Marcelle Ferron, artiste peintre et verrière, a vu le jour en 1924 à Louiseville et elle est décédée en 2001, à l’âge de 77 ans, à Montréal. En 1942, elle entame des études à l’École des Beaux-Arts de Québec alors sous la direction de Jean-Paul Lemieux. Deux ans plus tard, elle quitte l’École puisqu’elle considère qu’elle n’y est pas assez stimulée. Elle poursuivra sa formation en autodidacte. Celle qui réclamera toute sa vie le droit d’être révoltée rencontre Borduas en 1947. Elle rallie les rangs des Automatistes et, en 1948, sera l’une des signataires du manifeste du Refus global dont l’objectif est « d’échapper à cette société de "grande noirceur" dans laquelle se trouvait le Québec à l’époque, ils [les signataires] ont osé promouvoir la révolte, la passion et le rêve » (Millet 2017, p. 7). Notons que les Automatistes sont des adeptes de la non-préconception de l’œuvre. Cette forme de création laisse place au hasard et à l’invisible et s’oppose catégoriquement au modèle académique. Avec l’effritement du Groupe, Ferron quitte Montréal pour Paris où elle réside de 1953 à 1966. C’est à la fin de son séjour parisien qu’elle fait la découverte du verre antique et que le maître verrier Michel Blum l’initie à l’art du vitrail contemporain. À son retour à Montréal, Ferron laisse ses spatules puisque ses toiles ne sont accessibles qu’aux seuls initiés qui fréquentent les galeries huppées ou les salles feutrées des musées. Elle veut démocratiser l’art. Dans cette optique, elle réalisera de monumentales verrières, notamment pour les stations de Métro Champ-de-Mars et Vendôme. Dès 1973, Ferron retrouve ses spatules et en 1983, elle est la première femme à recevoir le prix Borduas.
Nous voici devant Retour d’Italie n° 2 créée en 1954. C’est une huile sur toile de 72,5 cm, approximativement la longueur de votre bras, et de 92 cm, soit à peu près la distance entre le bout de vos doigts jusqu’au creux de votre épaule opposée. Cette œuvre paysagiste abstraite est délimitée en périphérie par un espace flou brossé au pinceau et elle est composée d’un élément central formé de touches de couleurs appliquées à la spatule directement en pleine matière.

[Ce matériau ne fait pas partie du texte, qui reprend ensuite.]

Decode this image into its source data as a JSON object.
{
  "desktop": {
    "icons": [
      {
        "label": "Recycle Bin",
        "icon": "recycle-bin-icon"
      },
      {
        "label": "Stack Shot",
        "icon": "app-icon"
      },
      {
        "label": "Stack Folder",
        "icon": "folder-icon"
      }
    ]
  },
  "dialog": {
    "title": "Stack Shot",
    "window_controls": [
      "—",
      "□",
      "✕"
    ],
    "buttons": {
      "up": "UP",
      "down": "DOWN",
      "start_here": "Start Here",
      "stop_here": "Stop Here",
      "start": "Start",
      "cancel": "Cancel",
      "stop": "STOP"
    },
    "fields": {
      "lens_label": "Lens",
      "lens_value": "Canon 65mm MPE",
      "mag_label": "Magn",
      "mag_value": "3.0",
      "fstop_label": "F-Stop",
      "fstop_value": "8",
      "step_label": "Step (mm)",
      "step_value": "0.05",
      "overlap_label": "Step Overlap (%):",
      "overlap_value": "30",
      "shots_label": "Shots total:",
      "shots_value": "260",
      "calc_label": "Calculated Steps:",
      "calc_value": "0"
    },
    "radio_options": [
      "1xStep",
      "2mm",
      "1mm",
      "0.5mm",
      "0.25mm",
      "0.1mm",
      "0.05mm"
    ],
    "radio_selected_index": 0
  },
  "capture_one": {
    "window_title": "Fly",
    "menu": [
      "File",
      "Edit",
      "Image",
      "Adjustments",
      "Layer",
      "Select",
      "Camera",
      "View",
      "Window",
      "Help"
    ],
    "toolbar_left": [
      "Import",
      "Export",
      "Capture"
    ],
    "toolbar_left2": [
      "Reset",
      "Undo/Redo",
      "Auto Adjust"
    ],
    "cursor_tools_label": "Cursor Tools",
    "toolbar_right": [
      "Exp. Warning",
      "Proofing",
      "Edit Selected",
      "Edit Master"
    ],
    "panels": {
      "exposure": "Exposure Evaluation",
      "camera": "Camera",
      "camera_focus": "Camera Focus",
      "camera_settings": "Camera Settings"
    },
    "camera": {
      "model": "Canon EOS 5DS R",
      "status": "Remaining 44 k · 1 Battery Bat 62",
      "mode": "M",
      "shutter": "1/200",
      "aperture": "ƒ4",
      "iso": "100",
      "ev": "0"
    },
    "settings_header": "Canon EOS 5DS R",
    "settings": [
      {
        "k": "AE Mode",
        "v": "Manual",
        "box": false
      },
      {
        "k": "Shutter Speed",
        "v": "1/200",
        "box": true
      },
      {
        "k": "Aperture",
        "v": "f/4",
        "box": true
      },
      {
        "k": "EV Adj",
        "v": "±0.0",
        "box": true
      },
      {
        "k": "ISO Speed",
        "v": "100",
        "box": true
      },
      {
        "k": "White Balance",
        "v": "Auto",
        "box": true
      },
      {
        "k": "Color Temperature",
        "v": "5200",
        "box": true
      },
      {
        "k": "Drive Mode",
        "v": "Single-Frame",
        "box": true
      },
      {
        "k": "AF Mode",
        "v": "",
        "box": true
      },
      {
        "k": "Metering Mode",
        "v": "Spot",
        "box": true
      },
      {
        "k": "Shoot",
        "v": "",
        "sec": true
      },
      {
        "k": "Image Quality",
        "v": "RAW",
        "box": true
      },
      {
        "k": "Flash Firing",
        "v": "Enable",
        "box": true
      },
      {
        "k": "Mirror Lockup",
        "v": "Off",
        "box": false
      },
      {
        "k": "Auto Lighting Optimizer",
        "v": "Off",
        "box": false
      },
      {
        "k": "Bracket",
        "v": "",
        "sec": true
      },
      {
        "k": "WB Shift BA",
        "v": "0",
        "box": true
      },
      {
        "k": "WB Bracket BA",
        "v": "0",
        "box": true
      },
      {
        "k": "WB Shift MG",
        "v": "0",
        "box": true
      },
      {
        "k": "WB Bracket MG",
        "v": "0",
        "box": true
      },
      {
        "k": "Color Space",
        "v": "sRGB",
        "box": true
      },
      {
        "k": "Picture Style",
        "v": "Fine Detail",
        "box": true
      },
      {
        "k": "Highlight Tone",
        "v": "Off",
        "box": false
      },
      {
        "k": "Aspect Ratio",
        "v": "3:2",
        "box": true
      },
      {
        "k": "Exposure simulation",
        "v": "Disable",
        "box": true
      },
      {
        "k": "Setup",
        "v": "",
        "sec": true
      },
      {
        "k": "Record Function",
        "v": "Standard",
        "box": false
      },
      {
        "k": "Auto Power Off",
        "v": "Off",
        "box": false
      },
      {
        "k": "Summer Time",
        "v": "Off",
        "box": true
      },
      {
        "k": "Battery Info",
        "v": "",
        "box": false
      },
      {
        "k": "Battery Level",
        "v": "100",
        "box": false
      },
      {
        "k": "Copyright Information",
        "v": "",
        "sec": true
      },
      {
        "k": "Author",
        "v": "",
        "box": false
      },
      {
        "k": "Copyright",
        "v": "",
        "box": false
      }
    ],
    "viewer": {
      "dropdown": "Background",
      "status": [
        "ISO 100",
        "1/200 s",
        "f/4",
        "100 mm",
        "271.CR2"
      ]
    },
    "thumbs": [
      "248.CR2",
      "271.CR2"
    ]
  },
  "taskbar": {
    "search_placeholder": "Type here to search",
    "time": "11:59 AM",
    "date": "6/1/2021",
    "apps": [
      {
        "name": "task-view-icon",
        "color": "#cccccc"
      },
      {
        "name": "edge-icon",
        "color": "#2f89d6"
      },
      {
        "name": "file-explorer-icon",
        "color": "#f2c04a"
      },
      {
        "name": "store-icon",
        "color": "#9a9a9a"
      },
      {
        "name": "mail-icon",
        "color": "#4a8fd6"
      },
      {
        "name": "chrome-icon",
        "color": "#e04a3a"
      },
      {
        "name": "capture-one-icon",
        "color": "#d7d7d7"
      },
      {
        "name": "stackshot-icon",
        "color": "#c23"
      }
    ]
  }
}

Autrement dit, Ferron a déposé sur la toile des paquets de couleurs qu’elle a ensuite écrasés à la spatule. « Il y a donc un moment où elle ne voit plus les couleurs ni comment elles vont se mêler sous la pression de sa main. […] On pourrait y voir une parfaite traduction de l’idée de non-préconception de l’œuvre chère aux Automatistes […] » (Gagnon 2015, p. 82). Cette technique fait en sorte que Ferron peint épais. L’œuvre est texturée, rugueuse, on a envie d’y toucher comme si nos doigts pouvaient nous aider à voir.
La lumière, la transparence et l’éclat des contrastes des couleurs sont au cœur des œuvres de Ferron et Retour d’Italie n° 2 ne fait pas exception. Ici, les contrastes naissent de l’agencement des couleurs — ocre jaune, rouge carmin, vert olive, bleu royal, mauve aubergine et de quelques touches très sombres —au blanc éclatant duquel naît la translucidité des couleurs chatoyantes. C’est d’un mouvement répété, énergique et bref que Ferron écrase les couches de peinture sur le canevas. On a l’impression que c’est à peu près toujours le même court geste affirmé que pose Ferron, mais dont les résultats sont différents puisque la palette est variée.
Ce sont les émotions de Ferron extatique qui illuminent cette toile. Dans une gestuelle spontanée qui lui est propre, elle écrit l’effervescence qui l’habite au moment du retour d’un voyage en Italie. On est devant l’expression d’un bonheur issu de la rencontre de l’Autre, du partage culturel, de la découverte de la Renaissance italienne, de la cuisine, de la langue, des paysages, de tout ce qui fait le voyage autrement dit. Ferron affirme en toute couleur son authenticité.
Laissez-moi récapituler : le pourtour du canevas a été brossé au pinceau. Il est flou, aérien, laiteux, fumé. Ensuite, Ferron a appliqué les couleurs sur la toile directement à partir du tube. Le canevas est couvert de taches épaisses judicieusement déposées. Ces taches de couleurs sont écrasées à l’aide d’une spatule. Ce geste répété, ce mouvement creuse les accumulations de peinture. Un murmure coloré apparaît. Ces formes abstraites parlent d’elles-mêmes puisqu’elles ont vu le jour dans un aveuglement souhaité.